We also found out that less than 20% of those we surveyed claimed that opening or closing the PUSH door on an app was a one way street that they would never reconsider.  We asked our panelists if they had ever gone back and changed the PUSH settings of an app after the fact, and 40% of those who responded said that they had both enabled PUSH in an app where they’d previously refused it, and disabled PUSH in an app where they had once allowed the messages to come through.

 

 

So the door on PUSH can swing both ways.  Gain the trust of a consumer and even if they have previously said ‘no’ to your messaging, if they get the sense that there is value, they’ll turn it on.  Cross ‘the line’, whatever that might be, with them and they are just as apt to turn it off.  In fact, the data suggests that by a slim margin, about 6%,they are more apt to turn it off than on.

 

As obvious as it might seem to some, one thing is clear about PUSH.  You have to earn right to PUSH to consumers, and for those who allow you to use this intimate and direct channel, value momentum must exist to keep that right.   When asked what it is about a PUSH message that makes it worthwhile to a consumer to receive, value propositions are the ruling party.

 

By asking our audience ‘which things can a brand offer as value to get PUSH permissions’, the top five drivers are:

  1. Special Offers
  2. Coupons
  3. Sales
  4. VIP Offers
  5. ‘Member’s Only’ Offers

 

Of those, the majority claimed that coupon type offers would be enough of a driver for them to allow an app to message them, however just making mention of sales or promotions alone didn’t seem to be enough of an enticement to warm them up to the idea.

 

A few things are becoming increasingly clear.  PUSH is, essentially, a one way dialog, but it doesn’t have to be.  Sure, you PUSH the message and it shows up with no real idea if the consumer saw it, but there are plenty of ways to tie that message to a response mechanism that can close the loop on the medium, establishing a clear lock on the number of folks who ‘did something’ in response to your push.  This is essential in measuring not only the success of a brands efforts that utilize PUSH, but also instrumental in helping define the limits that consumers are willing to endure.

 

With the data we’re seeing, it’s apparent that measuring the impact of PUSH is critical to not only measuring success, but also avoiding potential negative impact on the brand.
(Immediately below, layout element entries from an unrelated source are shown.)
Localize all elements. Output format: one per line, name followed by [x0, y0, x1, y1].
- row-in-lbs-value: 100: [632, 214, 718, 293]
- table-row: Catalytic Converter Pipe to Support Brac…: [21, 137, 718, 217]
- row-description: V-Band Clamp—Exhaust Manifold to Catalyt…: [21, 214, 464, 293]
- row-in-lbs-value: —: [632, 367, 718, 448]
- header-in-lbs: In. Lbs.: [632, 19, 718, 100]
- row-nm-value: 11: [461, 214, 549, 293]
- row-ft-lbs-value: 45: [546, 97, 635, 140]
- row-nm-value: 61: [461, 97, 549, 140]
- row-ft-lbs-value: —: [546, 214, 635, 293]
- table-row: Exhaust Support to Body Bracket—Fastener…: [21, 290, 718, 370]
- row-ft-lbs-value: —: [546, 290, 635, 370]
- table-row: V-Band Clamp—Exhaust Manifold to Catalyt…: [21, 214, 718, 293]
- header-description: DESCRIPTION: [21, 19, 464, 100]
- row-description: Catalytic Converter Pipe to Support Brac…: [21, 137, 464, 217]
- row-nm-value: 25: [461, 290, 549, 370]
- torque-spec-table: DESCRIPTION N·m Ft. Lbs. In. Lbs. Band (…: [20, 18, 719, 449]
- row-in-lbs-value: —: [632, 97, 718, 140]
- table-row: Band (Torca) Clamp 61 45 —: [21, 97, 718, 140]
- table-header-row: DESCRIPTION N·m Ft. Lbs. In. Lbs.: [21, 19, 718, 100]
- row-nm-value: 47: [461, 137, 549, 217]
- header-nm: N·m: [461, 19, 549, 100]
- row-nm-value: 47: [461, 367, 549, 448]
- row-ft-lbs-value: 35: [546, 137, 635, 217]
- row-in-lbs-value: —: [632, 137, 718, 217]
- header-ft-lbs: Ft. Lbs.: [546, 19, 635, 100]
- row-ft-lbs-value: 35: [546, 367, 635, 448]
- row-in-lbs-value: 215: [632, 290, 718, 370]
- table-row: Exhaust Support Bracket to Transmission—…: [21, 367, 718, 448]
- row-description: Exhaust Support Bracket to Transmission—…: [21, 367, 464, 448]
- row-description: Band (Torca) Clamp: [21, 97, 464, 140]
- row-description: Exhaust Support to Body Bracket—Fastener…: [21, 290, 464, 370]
It’s also very clear that PUSH, while a powerful tool at keeping an open dialog to your consumers, simply must have some intrinsic value behind the message, one that trades well for the attention the consumer is granting you.
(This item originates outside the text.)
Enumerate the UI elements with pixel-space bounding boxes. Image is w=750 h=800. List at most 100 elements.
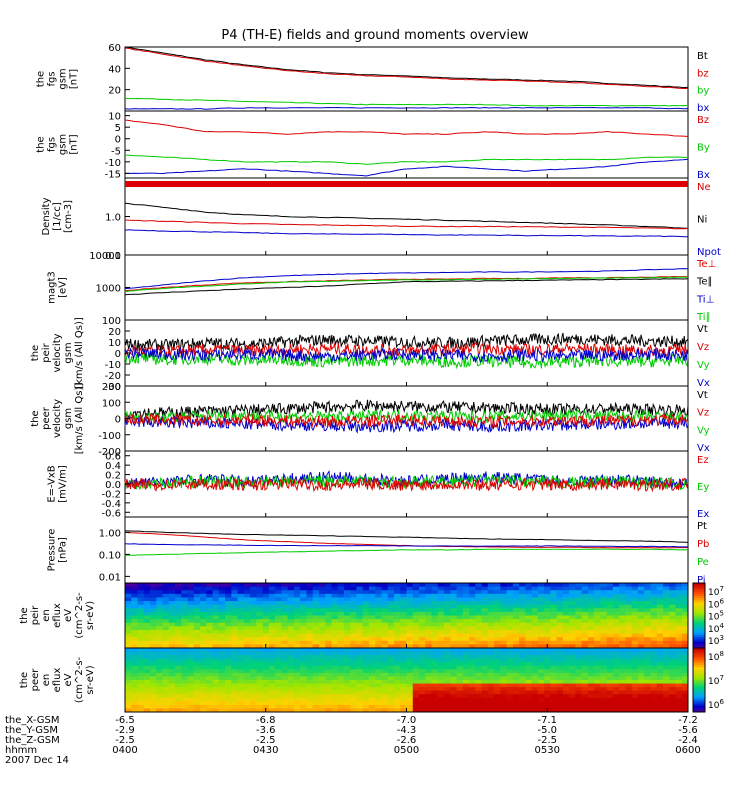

Ultimately, respecting the fact that the keyword here is ‘granting’ is probably the central insight to take away.  The mobile PUSH channel is a direct link to the consumer to be sure, but it is also their channel, under their control.  Consumer’s seem fairly forgiving in opening up the channel when the right value proposition is in place, but clearly, the data also shows that they will slam that door shut if they don’t like the knock.